Семья — это не только разделить вместе радости, но и научить переживать потери и горе.Дошкольники и дети младшего школьного возраста переживают смерть второго ребенка в семье глазами родителей. Это не всегда становится психологической травмой. Если ребенок понимает, что смерть — это естественный процесс, если ему объясняют, что произошло, тем языком, который он в этом возрасте воспринимает, он легче переносит потерю. Начать говорить об этом можно просто объяснив, почему мама плачет — честно признаться, что она чувствует. С детьми старшего возраста и подростками так же нужно говорить. Не найдя ответов дома, они будут искать поддержку среди сверстников, и неизвестно, найдут ли ее. Для них это тяжелое переживание, которое к тому же смешивается с другими чувствами — страхом, любовью. Старшим так же нужен разговор, но уже с другой информацией. Например, кому-то будет интересно узнать медицинские подробности болезни. Понять, есть ли у него самого склонность к определенным болезням. Кроме того, в старшем возрасте уже появляется чувство вины, есть страх потери родителей. Психологи детского хосписа «Дом с маяком» сопровождают семью на протяжении болезни ребенка. После смерти мы созваниваемся с родителями и предлагаем помощь. Если они соглашаются, то в первые три месяца проводим индивидуальную работу с членами семьи.
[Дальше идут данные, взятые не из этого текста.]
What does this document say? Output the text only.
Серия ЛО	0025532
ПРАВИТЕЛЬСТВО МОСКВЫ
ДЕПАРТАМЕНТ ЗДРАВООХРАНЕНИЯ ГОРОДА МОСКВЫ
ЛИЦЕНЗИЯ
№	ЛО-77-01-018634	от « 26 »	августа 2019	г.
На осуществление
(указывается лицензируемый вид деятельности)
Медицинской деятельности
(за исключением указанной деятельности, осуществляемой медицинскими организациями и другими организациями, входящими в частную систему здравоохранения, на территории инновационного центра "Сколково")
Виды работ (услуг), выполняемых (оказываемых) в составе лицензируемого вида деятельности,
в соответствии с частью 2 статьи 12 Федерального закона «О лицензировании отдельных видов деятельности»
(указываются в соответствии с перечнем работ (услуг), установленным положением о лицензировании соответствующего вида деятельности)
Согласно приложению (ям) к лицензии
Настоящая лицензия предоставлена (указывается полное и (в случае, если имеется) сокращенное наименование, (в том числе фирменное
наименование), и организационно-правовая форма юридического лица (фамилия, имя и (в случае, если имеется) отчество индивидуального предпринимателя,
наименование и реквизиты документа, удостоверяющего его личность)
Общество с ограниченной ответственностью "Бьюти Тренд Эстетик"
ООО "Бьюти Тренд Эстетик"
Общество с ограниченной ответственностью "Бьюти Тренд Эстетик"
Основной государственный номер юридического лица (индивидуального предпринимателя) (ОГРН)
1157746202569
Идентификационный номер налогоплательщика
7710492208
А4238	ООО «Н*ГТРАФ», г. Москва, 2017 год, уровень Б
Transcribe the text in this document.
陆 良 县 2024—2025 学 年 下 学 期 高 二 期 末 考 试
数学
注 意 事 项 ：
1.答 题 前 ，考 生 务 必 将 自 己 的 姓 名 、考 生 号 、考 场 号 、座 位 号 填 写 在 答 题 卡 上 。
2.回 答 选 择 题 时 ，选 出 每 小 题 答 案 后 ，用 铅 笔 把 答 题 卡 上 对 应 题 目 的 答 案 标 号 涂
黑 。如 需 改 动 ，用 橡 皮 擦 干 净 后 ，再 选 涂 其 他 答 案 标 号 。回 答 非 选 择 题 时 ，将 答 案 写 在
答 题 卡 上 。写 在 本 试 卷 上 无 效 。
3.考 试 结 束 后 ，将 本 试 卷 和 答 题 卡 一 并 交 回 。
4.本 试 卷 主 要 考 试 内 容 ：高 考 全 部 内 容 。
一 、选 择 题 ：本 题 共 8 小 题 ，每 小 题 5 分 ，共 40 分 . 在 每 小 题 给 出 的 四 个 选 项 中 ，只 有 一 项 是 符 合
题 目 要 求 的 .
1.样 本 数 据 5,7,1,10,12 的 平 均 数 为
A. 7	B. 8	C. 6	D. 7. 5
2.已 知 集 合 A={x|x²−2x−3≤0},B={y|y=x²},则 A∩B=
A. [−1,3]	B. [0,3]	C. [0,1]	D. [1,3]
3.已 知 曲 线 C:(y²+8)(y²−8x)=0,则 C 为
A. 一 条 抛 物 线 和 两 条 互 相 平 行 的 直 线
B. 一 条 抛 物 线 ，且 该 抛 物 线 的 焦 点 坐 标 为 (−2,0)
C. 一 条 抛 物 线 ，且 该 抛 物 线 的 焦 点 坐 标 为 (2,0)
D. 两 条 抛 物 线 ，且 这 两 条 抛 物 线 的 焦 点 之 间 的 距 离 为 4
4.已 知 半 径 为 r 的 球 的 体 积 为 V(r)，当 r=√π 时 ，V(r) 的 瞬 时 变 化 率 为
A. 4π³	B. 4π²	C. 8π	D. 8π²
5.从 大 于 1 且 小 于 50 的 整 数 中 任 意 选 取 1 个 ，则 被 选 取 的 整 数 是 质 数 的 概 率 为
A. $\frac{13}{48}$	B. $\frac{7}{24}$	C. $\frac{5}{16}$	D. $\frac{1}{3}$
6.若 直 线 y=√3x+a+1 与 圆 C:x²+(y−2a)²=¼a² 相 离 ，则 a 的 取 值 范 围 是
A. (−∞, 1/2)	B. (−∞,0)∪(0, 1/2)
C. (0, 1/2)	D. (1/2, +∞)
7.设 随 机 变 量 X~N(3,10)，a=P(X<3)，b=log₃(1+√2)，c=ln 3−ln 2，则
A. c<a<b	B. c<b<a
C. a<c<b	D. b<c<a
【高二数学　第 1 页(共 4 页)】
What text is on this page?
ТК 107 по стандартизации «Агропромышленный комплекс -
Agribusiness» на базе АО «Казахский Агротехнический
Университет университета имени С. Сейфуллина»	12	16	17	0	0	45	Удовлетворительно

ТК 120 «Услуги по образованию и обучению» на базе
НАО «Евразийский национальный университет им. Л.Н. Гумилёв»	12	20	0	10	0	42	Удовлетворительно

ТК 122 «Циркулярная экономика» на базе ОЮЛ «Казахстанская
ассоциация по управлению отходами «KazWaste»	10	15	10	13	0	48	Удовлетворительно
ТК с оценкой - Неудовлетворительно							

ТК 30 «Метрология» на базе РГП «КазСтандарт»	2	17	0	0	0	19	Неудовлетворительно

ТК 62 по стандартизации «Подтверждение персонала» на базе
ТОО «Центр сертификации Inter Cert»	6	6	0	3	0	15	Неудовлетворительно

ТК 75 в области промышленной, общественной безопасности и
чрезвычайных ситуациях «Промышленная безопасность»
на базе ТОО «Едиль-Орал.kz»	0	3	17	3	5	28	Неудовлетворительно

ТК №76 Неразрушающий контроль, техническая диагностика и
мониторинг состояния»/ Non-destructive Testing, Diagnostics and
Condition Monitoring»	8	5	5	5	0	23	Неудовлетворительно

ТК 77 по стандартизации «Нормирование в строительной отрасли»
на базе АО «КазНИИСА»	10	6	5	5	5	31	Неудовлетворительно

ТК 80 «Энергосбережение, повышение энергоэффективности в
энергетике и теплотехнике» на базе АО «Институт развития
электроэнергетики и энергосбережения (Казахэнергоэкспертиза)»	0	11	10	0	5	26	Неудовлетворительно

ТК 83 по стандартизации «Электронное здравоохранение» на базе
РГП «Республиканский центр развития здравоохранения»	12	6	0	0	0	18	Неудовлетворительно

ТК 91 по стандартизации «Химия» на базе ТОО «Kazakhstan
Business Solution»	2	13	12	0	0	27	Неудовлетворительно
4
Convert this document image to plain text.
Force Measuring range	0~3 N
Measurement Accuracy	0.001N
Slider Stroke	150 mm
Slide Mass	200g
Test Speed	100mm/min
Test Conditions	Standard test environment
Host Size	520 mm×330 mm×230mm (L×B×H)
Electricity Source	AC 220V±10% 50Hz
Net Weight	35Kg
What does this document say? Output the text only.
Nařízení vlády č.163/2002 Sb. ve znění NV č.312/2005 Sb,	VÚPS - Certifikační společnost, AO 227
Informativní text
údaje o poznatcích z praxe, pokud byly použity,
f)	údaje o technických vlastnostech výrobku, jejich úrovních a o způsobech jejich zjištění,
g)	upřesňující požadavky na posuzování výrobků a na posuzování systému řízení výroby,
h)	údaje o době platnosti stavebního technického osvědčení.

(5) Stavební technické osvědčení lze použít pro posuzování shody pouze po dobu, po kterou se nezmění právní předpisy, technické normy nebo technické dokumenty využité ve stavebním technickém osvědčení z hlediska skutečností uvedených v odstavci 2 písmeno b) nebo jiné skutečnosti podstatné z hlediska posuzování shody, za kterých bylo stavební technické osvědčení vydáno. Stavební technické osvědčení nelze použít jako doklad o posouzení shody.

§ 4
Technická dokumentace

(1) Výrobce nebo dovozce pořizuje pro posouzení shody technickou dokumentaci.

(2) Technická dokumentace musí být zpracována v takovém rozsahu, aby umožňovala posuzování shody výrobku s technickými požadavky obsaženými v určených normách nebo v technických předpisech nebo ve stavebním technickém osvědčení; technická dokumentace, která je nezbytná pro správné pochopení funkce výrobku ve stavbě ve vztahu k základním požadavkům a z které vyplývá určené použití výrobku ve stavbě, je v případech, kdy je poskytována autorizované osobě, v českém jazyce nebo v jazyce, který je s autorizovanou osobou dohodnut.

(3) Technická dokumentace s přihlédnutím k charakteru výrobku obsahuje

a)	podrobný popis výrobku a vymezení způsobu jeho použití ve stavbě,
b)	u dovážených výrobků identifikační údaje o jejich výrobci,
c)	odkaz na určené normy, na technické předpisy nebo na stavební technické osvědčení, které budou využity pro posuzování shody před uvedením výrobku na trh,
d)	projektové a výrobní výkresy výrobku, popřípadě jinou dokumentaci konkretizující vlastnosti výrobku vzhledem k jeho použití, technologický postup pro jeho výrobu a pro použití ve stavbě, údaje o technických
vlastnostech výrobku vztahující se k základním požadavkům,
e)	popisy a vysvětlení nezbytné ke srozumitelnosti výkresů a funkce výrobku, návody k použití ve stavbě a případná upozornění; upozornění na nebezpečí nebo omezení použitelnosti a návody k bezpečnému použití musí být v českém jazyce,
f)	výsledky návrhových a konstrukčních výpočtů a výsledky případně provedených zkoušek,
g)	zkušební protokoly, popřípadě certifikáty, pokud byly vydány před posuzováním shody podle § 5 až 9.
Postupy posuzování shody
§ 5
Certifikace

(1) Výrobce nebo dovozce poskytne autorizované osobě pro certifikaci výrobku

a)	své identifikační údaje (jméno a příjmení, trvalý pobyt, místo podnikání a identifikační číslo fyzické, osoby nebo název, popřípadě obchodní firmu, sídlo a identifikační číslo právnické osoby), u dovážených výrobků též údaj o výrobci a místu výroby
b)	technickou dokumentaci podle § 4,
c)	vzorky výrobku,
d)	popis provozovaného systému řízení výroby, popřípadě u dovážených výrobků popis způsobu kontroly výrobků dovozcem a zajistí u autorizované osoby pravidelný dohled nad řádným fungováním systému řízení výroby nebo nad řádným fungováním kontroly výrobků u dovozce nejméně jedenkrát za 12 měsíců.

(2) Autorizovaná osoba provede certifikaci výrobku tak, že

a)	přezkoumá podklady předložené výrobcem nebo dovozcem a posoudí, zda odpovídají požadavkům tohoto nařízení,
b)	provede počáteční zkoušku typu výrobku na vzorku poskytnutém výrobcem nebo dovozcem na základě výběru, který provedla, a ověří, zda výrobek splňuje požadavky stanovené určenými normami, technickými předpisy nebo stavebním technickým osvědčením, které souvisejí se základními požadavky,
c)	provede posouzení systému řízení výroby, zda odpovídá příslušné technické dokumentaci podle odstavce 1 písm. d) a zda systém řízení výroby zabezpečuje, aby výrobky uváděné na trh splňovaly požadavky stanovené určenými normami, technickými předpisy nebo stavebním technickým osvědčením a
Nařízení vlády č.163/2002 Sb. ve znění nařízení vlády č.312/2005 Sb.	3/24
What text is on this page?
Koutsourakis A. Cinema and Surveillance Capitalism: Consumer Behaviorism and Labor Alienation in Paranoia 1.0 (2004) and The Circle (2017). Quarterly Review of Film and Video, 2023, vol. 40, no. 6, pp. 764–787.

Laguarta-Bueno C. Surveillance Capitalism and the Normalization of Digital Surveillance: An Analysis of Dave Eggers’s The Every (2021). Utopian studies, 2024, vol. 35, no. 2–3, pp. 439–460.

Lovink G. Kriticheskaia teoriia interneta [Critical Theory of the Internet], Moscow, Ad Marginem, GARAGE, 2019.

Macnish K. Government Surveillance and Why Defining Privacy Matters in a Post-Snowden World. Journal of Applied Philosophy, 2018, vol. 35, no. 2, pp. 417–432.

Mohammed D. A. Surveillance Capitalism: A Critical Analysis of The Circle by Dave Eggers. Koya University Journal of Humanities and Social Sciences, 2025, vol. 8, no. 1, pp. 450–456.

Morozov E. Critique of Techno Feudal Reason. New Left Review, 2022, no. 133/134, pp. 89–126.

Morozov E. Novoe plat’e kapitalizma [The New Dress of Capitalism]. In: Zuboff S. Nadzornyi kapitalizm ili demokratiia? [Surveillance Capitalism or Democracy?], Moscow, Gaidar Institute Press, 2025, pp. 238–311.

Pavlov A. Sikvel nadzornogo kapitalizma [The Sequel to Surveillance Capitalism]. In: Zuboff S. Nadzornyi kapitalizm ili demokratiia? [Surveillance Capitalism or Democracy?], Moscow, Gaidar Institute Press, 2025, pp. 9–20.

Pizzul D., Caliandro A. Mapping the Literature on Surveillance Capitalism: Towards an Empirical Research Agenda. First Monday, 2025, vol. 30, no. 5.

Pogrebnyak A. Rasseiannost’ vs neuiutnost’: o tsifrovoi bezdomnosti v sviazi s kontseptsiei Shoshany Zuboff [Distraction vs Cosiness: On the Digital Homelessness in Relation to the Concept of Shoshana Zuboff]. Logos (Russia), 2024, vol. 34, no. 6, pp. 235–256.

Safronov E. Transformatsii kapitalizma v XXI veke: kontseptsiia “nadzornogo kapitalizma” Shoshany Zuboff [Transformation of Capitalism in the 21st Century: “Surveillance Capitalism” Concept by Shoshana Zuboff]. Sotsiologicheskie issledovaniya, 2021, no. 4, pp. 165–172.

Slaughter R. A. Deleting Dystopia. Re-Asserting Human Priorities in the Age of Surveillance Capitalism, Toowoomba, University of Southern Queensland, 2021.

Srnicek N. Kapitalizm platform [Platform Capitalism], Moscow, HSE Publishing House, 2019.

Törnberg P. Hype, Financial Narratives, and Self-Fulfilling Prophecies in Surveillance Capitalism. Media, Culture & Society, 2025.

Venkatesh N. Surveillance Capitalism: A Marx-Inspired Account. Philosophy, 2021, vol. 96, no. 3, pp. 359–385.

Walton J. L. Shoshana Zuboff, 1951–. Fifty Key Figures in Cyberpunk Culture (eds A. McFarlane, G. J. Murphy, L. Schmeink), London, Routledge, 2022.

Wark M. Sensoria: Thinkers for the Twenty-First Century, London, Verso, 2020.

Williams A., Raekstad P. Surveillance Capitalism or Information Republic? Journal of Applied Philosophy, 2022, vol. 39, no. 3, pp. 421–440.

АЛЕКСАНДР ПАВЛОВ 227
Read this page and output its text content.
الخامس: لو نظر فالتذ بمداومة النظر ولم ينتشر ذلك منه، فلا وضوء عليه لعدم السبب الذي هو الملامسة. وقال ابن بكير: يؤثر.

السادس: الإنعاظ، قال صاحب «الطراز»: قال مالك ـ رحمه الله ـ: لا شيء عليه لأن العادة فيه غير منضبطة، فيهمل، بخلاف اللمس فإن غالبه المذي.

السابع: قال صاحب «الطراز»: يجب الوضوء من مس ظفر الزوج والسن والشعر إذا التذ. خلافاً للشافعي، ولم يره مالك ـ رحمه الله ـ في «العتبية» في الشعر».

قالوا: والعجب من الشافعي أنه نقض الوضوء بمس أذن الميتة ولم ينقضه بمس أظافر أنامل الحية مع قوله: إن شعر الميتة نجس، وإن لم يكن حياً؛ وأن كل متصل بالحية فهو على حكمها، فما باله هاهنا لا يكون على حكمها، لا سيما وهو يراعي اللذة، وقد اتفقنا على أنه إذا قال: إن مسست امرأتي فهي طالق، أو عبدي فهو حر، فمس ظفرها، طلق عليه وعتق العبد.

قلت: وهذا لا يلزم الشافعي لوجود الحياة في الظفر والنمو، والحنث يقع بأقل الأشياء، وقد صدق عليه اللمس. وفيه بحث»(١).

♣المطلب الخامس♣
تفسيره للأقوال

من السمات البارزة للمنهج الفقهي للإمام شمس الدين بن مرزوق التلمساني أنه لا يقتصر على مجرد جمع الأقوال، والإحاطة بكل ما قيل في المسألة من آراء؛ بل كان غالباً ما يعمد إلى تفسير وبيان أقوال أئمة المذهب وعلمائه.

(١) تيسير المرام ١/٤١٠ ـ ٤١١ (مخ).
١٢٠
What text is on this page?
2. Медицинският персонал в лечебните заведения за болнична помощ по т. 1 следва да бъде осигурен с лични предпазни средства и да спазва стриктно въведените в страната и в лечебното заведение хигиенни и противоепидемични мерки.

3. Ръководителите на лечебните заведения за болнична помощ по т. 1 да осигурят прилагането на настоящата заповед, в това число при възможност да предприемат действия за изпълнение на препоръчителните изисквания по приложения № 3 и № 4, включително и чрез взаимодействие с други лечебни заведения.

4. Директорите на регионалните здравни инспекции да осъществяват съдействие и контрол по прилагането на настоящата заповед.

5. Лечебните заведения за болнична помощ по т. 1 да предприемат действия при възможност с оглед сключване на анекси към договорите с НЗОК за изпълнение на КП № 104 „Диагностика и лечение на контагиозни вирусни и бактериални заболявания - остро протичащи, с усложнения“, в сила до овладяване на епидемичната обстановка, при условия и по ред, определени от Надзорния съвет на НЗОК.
Эта поддержка обычно направлена на конкретные запросы: работа со страхами у детей, признаками клинической депрессии у взрослых — такими как бессонница, отказ от еды, отсутствие сил, поглощенность образом умершего. Через примерно три-шесть месяцев начинаем групповую работу. К этому времени уже проходит стадия острого горя. Вопрос можно переориентировать с «Почему это произошло», на который нет ответа, на «Зачем это произошло». Задача психолога — объединить семью для того, чтобы начать разговор. Мы всегда говорим: неважно сколько будет длиться разговор с ребенком. Важно, чтобы он был откровенный, и чтобы родители интересовались, что сам ребенок думает о смерти, понимали, как он переживает потерю. И родителям не нужно скрывать от детей свои переживания и слезы. Наоборот, стоит показывать, что переживание — это нормально. Надо учить ребенка справляться с этим».
Текст: Виктория Сафронова
Сайт детского хосписа «Дом с маяком» www.childrenshospice.ru/
Подписаться на Facebook (Социальная сеть признана экстремистской и запрещена на территории Российской Федерации)-страницу хосписа www.facebook.com/domsmayakom/ (Социальная сеть признана экстремистской и запрещена на территории Российской Федерации)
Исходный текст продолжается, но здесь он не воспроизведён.